3.5. LysoPC 22:4 was identified as a novel PPARα agonist

To determine if LysoPC 22:4 and the three PUFAs are PPARα ligands, a SPR assay was carried out to observe the interaction between Wy-14643 (a known PPARα agonist used as a positive control), LysoPC 22:4, DHA, AA, LCA, and the PPARα protein, respectively. The equilibrium binding curve fits were developed with different concentrations of these compounds, and the equilibrium dissociation constants (Kd) were calculated with Biacore T200 Evaluation Software. The extracellular binding affinity of Wy-14643, LysoPC 22:4, DHA, AA, and LCA with PPARα was 2.69, 44.5, 14.3, 16.1, and 23.8 μmol/L, respectively (Fig. 5A and B and Supporting Information Fig. S4A–S4C). Thus, the four biomarkers could serve as ligands that bind the PPARα protein.

Figure 5.

Figure 5

The LysoPC 22:4 was identified as a direct PPARα agonist. (A, B) Surface plasmon resonance (SPR) assay for interaction of Wy-14643 and LysoPC 22:4 with PPARα protein. (C, D) Docking pose of Wy-14643 and LysoPC 22:4 in the human PPARα-AF-2 binding pocket. (E) Luciferase assays for PPARα activation in HEK293 cells after treatment with 10 μmol/L Wy-14643, and 5 and 10 μmol/L LysoPC 22:4, respectively. ∗∗∗P < 0.001, compared with vehicle group, by one-way ANOVA analysis. Data are presented as mean ± SEM; n = 3 per group. RU, response units.

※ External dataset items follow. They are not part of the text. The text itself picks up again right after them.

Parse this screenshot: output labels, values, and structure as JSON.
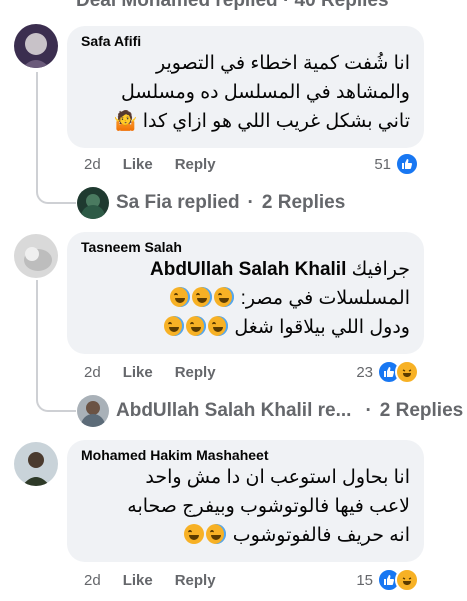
{
  "top_fragment": "Deal Mohamed replied · 40 Replies",
  "comments": [
    {
      "author": "Safa Afifi",
      "lines": [
        "انا شُفت كمية اخطاء في التصوير",
        "والمشاهد في المسلسل ده ومسلسل",
        "تاني بشكل غريب اللي هو ازاي كدا 🤷"
      ],
      "time": "2d",
      "like_label": "Like",
      "reply_label": "Reply",
      "reaction_count": "51",
      "reactions": [
        "like"
      ],
      "replies": {
        "name": "Sa Fia replied",
        "count": "2 Replies"
      }
    },
    {
      "author": "Tasneem Salah",
      "mention": "AbdUllah Salah Khalil",
      "lines": [
        "جرافيك",
        "المسلسلات في مصر:",
        "ودول اللي بيلاقوا شغل"
      ],
      "time": "2d",
      "like_label": "Like",
      "reply_label": "Reply",
      "reaction_count": "23",
      "reactions": [
        "like",
        "haha"
      ],
      "replies": {
        "name": "AbdUllah Salah Khalil re...",
        "count": "2 Replies"
      }
    },
    {
      "author": "Mohamed Hakim Mashaheet",
      "lines": [
        "انا بحاول استوعب ان دا مش واحد",
        "لاعب فيها فالوتوشوب وبيفرج صحابه",
        "انه حريف فالفوتوشوب"
      ],
      "time": "2d",
      "like_label": "Like",
      "reply_label": "Reply",
      "reaction_count": "15",
      "reactions": [
        "like",
        "haha"
      ]
    }
  ],
  "colors": {
    "like": "#1877f2",
    "haha": "#f7b125",
    "bubble": "#f0f2f5",
    "meta": "#65676b"
  }
}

To further determine the possible binding mode between these four biomarkers with PPARα protein, molecular docking analyses in silico were carried out between the three tested PUFAs and the human PPARα-ligand binding domain (LBD: aa 201–468), similarly as described28, by using SYBYL-X 2.1.1 software. In line with the results of the SPR assay, molecular docking scores of LysoPC 22:4, DHA, AA, and LCA were 88.42, 63.58, 62.70, and 62.42, respectively, showing that LysoPC 22:4 had the strongest interaction with the PPARα protein among the four biomarkers. The binding modes of Wy-14643, LysoPC 22:4, DHA, AA, and LCA with PPARα are shown in Fig. 5C, D and Fig. S4D–S4F. To show the interaction between the ligands and PPARα protein more intuitively, eyelash maps were also created (Supporting Information Fig.S5). The interaction of Wy-14643 with PPARα was shown in Fig. S5A as a positive control, Wy-14643 showed hydrogen bond interactions with Cys276 and Phe273, carbon–hydrogen interaction with His440, alkyl interaction with Ile317, Leu321, and Met355, donner–donner interaction with Ser280, van der Waals interaction with Gln277 and Thr279, pi–alkyl interaction with Cys276, Phe318, Leu321, Ile354, Met330 and Met355, and pi–sulfur interaction with Cys276 and His440 of PPARα (Fig. S5A). The eyelash maps demonstrated that interaction of LysoPC 22:4 with PPARα was through mainly hydrophobic interactions. The lipid chain and glycerophosphate choline moieties form carbon–hydrogen interaction with Asn219, Cys275, Thr279, Glu282 and Ala333, van der Waals interaction with Met220, Gln277, Cys278, Ser280, Val324 and Val332, negative–negative interaction with Glu282, charge–charge interaction with Glu282, alkyl interaction with Cys276, Ile317, Ile354, Met355, Val444, Leu456, Leu460 and Leu321, pi–anion interaction with Tyr334, and pi–alkyl interaction with Phe273, Phe318, His440 and Tyr464 of PPARα, separately. It can also form hydrogen bond interactions with Tyr334 and Asn219 of PPARα (Fig. S5B).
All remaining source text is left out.